En parallèle de la croissance de leurs attributions et autonomie, les collectivités territoriales sont encadrées par des mécanismes de contrôle, notamment des chambres régionales et territoriales des comptes.
L’article XIV de la Déclaration des droits de l’homme et du citoyen, lequel proclame que « tous les citoyens ont le droit de constater, par eux-mêmes ou par leurs représentants, la nécessité de la contribution publique, de la consentir librement, d’en suivre l’emploi et d’en déterminer la quotité, l’assiette, le recouvrement et la durée », indique que les fonctions naturelles du Parlement sont certes le vote du budget, mais aussi le contrôle de sa bonne exécution. La LOLF précise le contrôle permanent et l’évaluation de l’exécution des lois de finances, et le rôle qu’y jouent les commissions des finances1 des deux assemblées. L’article 57 de la LOLF identifie les présidents, rapporteurs généraux et rapporteurs spéciaux2 des commissions des finances ; les commissions des finances « procèdent à l’évaluation de toute question relative aux finances publiques ». À des fins d’objectivité, si besoin était, la présidence de ces deux commissions est assurée par un parlementaire de l’opposition (coutume parlementaire introduite sous la présidence de Nicolas Sarkozy et reconduite depuis ; le règlement de l’Assemblée nationale l’a même formalisée) – la fonction de rapporteur général, qui assume la direction effective de la commission, revient en revanche à un parlementaire de la majorité. En outre, en vertu de la loi constitutionnelle du 23 juillet 2008, les projets de loi non organique doivent désormais être assortis d’une étude d’impact évaluant leurs implications pour les finances publiques, à destination du Parlement.

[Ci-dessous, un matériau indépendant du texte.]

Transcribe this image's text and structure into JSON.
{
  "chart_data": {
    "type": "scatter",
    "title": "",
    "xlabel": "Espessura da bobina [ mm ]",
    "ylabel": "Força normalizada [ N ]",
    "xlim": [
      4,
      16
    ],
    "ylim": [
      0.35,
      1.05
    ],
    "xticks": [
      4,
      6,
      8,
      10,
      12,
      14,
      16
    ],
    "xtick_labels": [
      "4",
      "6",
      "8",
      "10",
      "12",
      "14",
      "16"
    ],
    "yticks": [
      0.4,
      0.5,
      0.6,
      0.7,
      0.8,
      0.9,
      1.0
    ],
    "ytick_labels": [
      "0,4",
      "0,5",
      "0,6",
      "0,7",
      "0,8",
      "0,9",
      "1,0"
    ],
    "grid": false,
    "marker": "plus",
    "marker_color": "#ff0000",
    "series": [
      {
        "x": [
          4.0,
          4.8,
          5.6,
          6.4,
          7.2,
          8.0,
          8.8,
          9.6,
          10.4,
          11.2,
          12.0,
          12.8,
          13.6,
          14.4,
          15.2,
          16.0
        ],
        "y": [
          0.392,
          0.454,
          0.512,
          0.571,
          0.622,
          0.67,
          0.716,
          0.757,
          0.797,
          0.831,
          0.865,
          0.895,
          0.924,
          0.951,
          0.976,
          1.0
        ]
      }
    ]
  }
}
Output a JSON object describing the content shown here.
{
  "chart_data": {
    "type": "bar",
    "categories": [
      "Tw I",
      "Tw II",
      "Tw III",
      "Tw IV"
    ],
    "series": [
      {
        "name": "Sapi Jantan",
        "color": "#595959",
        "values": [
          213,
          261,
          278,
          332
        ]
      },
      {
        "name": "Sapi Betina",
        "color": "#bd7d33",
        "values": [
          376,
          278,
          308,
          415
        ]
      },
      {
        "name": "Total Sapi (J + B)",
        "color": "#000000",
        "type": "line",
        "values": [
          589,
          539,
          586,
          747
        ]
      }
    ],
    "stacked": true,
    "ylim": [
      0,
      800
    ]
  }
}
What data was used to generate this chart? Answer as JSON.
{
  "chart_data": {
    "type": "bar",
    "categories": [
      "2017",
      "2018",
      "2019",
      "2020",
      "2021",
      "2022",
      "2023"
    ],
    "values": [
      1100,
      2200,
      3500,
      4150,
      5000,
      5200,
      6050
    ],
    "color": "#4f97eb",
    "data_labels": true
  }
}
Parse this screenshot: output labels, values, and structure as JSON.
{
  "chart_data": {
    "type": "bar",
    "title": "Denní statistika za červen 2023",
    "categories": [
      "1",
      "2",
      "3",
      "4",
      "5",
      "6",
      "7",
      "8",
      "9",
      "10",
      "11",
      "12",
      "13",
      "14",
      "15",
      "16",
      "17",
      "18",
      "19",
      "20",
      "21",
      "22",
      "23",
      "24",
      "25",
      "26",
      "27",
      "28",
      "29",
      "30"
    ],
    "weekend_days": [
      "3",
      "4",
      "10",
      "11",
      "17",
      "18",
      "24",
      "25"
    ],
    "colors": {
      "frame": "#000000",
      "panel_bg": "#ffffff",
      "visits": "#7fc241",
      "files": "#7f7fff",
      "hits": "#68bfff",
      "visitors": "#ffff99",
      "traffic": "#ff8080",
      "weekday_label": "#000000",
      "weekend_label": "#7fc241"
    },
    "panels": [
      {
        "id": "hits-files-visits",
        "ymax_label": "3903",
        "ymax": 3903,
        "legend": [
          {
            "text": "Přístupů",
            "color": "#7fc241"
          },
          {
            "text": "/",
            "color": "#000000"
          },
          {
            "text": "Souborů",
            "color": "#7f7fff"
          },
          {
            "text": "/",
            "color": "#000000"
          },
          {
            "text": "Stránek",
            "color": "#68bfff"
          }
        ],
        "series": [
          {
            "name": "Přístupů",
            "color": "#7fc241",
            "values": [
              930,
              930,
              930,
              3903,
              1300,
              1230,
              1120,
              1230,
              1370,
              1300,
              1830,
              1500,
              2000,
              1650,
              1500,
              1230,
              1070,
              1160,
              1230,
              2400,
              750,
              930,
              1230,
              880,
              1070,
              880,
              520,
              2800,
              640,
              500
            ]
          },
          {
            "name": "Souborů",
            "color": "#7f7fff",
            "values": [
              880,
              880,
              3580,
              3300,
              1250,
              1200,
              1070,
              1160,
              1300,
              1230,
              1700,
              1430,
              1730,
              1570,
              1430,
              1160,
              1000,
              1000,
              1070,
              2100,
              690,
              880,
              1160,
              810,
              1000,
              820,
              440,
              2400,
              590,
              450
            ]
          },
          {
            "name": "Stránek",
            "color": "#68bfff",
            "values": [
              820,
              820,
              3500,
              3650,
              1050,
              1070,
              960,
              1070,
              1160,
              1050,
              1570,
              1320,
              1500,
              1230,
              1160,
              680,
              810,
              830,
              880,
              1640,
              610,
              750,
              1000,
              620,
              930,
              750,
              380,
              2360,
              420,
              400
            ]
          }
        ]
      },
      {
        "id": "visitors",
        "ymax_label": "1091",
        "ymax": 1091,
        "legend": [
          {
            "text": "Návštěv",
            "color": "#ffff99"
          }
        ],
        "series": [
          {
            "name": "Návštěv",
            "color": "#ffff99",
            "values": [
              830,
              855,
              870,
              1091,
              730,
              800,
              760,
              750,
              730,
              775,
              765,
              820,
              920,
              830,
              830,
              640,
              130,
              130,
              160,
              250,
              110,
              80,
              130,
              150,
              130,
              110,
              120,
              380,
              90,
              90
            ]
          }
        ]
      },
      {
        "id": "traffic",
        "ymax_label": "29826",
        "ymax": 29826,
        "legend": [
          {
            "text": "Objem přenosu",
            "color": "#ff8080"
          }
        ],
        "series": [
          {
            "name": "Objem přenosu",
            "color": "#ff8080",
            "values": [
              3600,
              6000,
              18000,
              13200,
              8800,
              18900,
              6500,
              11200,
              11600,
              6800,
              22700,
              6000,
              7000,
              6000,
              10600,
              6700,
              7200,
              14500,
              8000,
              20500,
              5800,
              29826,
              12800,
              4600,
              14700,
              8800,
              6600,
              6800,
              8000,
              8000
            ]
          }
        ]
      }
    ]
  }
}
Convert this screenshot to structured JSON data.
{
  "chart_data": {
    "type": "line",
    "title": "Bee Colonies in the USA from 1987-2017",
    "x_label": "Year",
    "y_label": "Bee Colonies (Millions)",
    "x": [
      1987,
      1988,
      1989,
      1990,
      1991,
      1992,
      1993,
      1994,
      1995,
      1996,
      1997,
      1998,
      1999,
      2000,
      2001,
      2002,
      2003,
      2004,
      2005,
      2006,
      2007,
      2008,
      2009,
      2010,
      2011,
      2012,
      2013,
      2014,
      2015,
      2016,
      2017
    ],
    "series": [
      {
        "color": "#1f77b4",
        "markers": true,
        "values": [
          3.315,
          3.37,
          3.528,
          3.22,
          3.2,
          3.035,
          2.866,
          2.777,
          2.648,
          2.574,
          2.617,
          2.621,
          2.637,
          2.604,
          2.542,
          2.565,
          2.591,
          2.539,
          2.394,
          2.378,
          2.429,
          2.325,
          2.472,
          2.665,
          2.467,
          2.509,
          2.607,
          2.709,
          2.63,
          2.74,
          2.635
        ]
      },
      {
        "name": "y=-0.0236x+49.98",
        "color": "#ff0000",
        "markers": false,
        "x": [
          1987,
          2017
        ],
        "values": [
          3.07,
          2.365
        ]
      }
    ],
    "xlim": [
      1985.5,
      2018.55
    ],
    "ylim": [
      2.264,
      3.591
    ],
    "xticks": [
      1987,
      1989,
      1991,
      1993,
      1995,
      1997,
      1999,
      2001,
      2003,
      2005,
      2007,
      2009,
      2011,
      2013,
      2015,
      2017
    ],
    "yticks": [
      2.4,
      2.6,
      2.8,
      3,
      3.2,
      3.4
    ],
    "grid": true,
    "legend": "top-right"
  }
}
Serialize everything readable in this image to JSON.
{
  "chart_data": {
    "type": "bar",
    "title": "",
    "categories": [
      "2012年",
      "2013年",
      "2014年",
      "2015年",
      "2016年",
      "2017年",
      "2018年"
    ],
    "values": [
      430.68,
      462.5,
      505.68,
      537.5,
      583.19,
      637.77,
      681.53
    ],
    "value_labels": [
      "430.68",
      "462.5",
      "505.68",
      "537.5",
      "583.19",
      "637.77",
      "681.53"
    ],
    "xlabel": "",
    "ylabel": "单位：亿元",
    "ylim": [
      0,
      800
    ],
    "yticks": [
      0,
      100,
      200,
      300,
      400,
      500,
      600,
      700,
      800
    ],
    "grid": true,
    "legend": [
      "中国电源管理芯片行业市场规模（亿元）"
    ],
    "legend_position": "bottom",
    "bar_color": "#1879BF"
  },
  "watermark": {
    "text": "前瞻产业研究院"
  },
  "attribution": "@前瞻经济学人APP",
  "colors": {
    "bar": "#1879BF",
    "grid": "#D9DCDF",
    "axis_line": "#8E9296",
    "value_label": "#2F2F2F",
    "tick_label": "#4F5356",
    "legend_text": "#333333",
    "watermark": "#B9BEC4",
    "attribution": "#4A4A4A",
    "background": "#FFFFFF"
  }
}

La budgétisation se faisant par objectifs, le contrôle a posteriori de la performance de l’État devient possible, politique par politique qui plus est. Au cours de l’année, le gouvernement transmet les informations nécessaires au Parlement, lequel peut ainsi évaluer l’évolution périodique des dépenses et des crédits de l’État. Les parlementaires disposent de moyens dans la mesure où ils peuvent procéder à des investigations sur pièces et sur place ainsi qu’à des auditions (notamment de hauts fonctionnaires). Si l’administration n’est manifestement pas assez diligente, les présidents des commissions peuvent demander, notamment au juge administratif, statuant en référé, de faire cesser l’entrave sous astreinte (art. 59 LOLF).
Dans le cas d’une mission d’évaluation et de contrôle ou MEC (mise en place le 3 février 1999 à l’Assemblée nationale3), le gouvernement dispose d’un délai de deux mois pour répondre aux observations formulées. La MEC procède à des auditions de responsables administratifs et politiques afin d’évaluer leur gestion des crédits. Elle enquête sur des politiques publiques choisies. Par exemple, l’un des travaux de la MEC pour 2016 portait sur la gestion et la transparence de la dette publique. Le comité d’évaluation et de contrôle des politiques publiques (CEC) de l’Assemblée nationale, créé en 2009, a une vocation davantage transversale : en effet, les sujets doivent être larges et concerner plusieurs commissions permanentes (dont souvent celle des finances).
Le contrôle a posteriori le plus institutionnalisé réside en la loi de règlement vue au chapitre 8.
Le Parlement se voit aidé dans sa tâche par la Cour des comptes qui exerce une mission d’assistance aux pouvoirs publics dans le cadre du contrôle de l’exécution de la loi de finances. Selon l’article 47-2 de la Constitution, elle est chargée d’« assister le Parlement et le gouvernement dans le contrôle de l’exécution des lois de finances et de l’application des lois de financement de la sécurité sociale ainsi que dans l’évaluation des politiques publiques ». Son champ d’action n’est donc pas limité à la sphère des finances de l’État.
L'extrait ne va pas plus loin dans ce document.